宋国公轻蔑地笑着:“谢家也就一个谢长离能耐点,其他人不足为惧。”
他扭头端茶,抬眼瞧向宋揽:“至于秦绾,长公主都死这么久了,再深厚的姐弟之情早已淡了,捏死她还不容易。”
一看儿子那种表情,他就知道宋揽在想些什么。
“儿子明白。”宋揽点点头,嘴角含笑。
宋揽一出生就是宋国公嫡长子,与其他世家勋贵子弟一样锦衣玉食。
但宋揽与旁的勋贵子弟又有所不同。
他虽然得宋国公宠爱,又有宋太后和丽妃帮衬,享受着与皇亲贵族一般的资源,自小便文武双全,是个有能耐的。
桑家有“定海神针”会造船的桑延北,宋家有“宋家之弩”会造兵器的提点官宋揽。
景瑞帝登基之时,边境屡屡来犯,宋揽便亲自研究改良弓弩配方,制造出了更精湛锐利且轻便的弓弩。
当年匈奴来犯,正是宋揽制造出的弓弩,助前方将士赢得一场又一场战争,并且将匈奴赶至出大景边境,赢回三座城池。
正因为如此,宋揽制造出来的弓弩才有“宋家之弩”的称号,他也得到景瑞帝的大加夸奖,坐上军器所提点官的位置。
只要他想做的事情,就没有他做不到的。
宋国公欣慰地看着宋揽:“秦绾的事情我自有打算,不必脏了你的手。”
对付一个和离的内宅妇人,他有的是手段,不必让自家儿子沾染上那些晦气的东西。
宋揽想起方才回来的路上意外撞见的褚长风,眯了眯眼睛点头答应了。
“这两日我会再抽空去看看殿下。这些其实都不是什么大事,差事而已丢了就丢了,修身养性,滔天养晦一击即中才是最重要的。”
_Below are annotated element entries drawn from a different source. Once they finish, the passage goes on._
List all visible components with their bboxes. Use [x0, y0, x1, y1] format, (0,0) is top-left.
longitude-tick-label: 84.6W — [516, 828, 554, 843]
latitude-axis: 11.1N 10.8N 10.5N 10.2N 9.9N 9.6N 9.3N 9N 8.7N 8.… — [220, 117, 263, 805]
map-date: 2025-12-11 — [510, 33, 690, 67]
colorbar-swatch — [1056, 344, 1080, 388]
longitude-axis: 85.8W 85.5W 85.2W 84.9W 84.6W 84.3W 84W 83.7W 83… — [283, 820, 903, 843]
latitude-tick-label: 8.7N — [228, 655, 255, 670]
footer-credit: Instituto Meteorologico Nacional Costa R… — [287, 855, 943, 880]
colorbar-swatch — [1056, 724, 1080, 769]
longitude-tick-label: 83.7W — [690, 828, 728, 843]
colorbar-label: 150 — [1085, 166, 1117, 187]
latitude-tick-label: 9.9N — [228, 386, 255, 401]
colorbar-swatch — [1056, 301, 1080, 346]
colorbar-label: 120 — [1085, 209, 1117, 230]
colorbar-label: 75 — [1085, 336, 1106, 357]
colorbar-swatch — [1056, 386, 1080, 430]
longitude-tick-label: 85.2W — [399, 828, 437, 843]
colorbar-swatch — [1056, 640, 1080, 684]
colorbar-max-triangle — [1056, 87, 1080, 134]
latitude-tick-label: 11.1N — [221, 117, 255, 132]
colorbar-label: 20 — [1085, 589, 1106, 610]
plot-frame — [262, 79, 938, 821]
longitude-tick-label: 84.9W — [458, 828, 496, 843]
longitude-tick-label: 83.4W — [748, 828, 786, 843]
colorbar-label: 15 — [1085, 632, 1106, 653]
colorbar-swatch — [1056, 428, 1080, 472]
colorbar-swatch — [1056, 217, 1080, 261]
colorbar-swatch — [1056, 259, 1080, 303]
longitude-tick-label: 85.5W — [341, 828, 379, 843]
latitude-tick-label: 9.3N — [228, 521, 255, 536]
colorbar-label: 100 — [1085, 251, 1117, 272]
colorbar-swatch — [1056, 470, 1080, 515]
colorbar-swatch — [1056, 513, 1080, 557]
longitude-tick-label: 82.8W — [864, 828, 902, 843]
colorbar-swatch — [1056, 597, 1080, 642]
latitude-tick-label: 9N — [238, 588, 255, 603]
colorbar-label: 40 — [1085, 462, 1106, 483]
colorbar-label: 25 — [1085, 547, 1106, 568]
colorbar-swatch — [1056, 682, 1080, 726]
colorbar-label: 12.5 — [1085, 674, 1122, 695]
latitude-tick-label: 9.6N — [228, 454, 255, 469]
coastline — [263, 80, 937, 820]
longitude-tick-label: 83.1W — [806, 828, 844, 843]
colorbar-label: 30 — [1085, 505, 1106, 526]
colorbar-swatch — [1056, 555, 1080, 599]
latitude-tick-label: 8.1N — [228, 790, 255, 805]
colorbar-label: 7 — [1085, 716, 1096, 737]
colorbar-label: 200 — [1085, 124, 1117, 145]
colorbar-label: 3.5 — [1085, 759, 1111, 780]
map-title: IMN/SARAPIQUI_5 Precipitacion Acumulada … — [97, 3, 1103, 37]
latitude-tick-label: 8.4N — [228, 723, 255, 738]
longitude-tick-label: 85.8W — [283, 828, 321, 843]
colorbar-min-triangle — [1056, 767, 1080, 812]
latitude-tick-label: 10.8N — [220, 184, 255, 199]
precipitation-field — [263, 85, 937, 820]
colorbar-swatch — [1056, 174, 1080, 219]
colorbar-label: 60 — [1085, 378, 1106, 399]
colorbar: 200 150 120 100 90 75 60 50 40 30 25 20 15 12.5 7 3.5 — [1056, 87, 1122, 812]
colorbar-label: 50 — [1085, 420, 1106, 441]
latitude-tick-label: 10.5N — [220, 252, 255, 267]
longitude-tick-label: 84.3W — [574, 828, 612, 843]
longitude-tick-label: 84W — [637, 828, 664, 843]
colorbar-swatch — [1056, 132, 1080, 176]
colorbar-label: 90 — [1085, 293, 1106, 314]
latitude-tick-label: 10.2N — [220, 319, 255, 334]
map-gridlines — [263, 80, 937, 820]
一件差事而已,这次不行还有下一次,等过了这阵子风声,下次再接也不迟。
宫里还有宋太后和丽妃,宫外有他们宋家,而且景瑞帝正当年,身体康健,太子做再多的功绩又如何,临到最后谁赢了还未可知。
一提到萧子烨,宋国公便有些头疼。
这个外孙虽是至亲血脉,却也是皇亲贵胄,性子执拗,说一不二,喜欢的东西不用他动手也会有人替他去争去抢。
同时,他又听不得忠言逆耳,跟他说话都要一再酝酿。
他揉了揉眉头,朝宋揽摆摆手。
宋揽了然退了出去。
…………
马车离京城越来越远,秦绾心中想着事情,没有心思看风景,直到蝉幽的声音在耳边响起。
“小姐,前面有个小镇,是要休息一晚再走,还是继续赶路?”
蝉幽放下帘子。
秦绾出门前嘱咐过,为安全着想,让下人们都改了称呼喊小姐。
蝉幽记着了。
秦绾睁开眸子,掀开帘子往外瞧了瞧,又看了眼天色:“寻个落脚处休息一下明日再上路。”
去三州路途有些远,一时半会也赶不上,歇息好再走,也能松快些。
“是。”
车夫应下了,转眼就到了附近的镇子。
镇子虽说距离京城有段距离,但客栈不少,供着来往京城路过的人打尖歇脚。
秦绾站在窗口处,朝外望去,不知在想些什么。